DataJob is a Java SDK V2 entity class representing a DataHub DataJob entity, a unit of work in a data processing pipeline such as an Airflow task, dbt model, or Spark job, with comprehensive lineage support including fine-grained column-level lineage.

Description

The DataJob class extends Entity and implements mixin interfaces (HasTags, HasGlossaryTerms, HasOwners, HasDomains, HasSubTypes, HasStructuredProperties).

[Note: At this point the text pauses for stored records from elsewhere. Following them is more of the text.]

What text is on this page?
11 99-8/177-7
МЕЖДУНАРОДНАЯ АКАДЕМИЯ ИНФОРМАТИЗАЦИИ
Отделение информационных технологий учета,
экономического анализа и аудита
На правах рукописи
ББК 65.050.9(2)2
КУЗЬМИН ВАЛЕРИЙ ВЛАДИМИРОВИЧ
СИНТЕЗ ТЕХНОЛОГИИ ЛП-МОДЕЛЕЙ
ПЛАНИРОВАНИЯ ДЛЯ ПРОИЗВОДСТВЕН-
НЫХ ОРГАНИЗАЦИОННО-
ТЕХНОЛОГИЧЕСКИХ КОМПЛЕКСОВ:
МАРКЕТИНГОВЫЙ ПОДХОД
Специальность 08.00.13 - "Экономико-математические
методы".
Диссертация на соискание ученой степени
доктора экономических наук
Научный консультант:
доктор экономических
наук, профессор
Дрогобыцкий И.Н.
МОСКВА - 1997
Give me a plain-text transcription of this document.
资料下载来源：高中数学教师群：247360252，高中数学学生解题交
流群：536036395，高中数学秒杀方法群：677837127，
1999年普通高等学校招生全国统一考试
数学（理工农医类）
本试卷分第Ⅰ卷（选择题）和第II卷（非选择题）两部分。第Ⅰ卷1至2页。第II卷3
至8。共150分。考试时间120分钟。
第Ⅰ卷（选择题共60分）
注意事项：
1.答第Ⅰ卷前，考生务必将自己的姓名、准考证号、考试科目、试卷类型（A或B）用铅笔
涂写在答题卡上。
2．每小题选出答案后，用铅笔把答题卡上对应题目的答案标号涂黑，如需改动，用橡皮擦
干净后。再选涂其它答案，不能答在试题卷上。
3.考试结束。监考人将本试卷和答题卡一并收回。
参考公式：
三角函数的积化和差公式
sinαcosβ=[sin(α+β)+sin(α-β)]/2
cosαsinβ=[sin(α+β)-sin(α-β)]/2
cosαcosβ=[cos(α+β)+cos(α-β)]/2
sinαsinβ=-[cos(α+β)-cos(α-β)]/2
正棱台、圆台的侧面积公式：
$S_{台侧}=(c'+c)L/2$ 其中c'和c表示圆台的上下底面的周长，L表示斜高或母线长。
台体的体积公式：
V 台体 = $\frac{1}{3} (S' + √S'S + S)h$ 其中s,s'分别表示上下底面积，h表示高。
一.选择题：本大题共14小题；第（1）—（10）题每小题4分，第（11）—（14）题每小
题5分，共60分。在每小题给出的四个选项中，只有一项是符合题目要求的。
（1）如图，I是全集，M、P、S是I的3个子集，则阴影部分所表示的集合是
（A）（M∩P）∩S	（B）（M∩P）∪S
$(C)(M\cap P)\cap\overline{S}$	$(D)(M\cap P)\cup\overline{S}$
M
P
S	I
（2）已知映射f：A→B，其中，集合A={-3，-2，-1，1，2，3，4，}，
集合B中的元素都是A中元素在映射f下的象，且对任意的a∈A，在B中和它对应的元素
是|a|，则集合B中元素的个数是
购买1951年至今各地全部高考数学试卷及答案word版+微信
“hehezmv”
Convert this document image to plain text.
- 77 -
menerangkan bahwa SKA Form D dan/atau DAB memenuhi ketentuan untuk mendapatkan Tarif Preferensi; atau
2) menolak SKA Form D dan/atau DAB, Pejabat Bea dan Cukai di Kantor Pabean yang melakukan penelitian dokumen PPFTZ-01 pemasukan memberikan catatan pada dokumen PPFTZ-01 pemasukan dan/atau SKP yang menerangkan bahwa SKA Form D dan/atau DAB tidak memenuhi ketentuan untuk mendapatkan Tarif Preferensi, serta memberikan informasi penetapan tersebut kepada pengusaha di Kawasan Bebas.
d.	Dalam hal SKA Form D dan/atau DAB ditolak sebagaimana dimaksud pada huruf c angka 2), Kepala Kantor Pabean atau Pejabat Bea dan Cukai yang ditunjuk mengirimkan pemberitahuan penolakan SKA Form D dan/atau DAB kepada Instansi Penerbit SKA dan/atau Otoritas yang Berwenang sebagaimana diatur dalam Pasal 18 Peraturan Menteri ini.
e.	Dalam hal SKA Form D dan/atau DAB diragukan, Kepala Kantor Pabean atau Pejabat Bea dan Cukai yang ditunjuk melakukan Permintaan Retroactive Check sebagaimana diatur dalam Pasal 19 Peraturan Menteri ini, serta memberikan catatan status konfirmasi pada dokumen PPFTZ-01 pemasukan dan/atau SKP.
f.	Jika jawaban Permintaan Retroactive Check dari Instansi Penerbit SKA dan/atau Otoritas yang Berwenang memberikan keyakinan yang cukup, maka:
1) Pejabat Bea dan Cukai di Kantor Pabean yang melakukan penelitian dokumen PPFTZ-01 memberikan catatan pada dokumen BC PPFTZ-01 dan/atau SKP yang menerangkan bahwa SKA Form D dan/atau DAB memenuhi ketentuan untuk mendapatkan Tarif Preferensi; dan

At 1214 lines, it is the most feature-rich entity class in the SDK V2, providing extensive lineage operations.

Key characteristics:

  • Entity type: "dataJob"
  • URN format: urn:li:dataJob:(urn:li:dataFlow:(orchestrator,flowId,cluster),jobId) via DataJobUrn
  • Lineage operations:
    • Input datasets: addInputDataset(), removeInputDataset(), setInputDatasets(), getInputDatasets() - track datasets this job reads from
    • Output datasets: addOutputDataset(), removeOutputDataset(), setOutputDatasets(), getOutputDatasets() - track datasets this job writes to
    • Input data jobs: addInputDataJob(), removeInputDataJob(), setInputDataJobs(), getInputDataJobs() - track upstream job dependencies
    • Input/output fields: addInputField(), removeInputField(), addOutputField(), removeOutputField() - track schema field (column) level I/O
    • Fine-grained lineage: addFineGrainedLineage(), removeFineGrainedLineage(), getFineGrainedLineages() - track column-to-column transformations with transformation operation type, confidence score, and optional query URN
  • Patch builders: Uses DataJobInfoPatchBuilder for description, name, and custom properties. Uses DataJobInputOutputPatchBuilder for all lineage operations. Each lineage mutation creates a separate patch MCP.
  • Builder: Requires orchestrator, flowId, and jobId. Cluster defaults to "prod". If creating a DataJobInfo aspect, both name and type are required.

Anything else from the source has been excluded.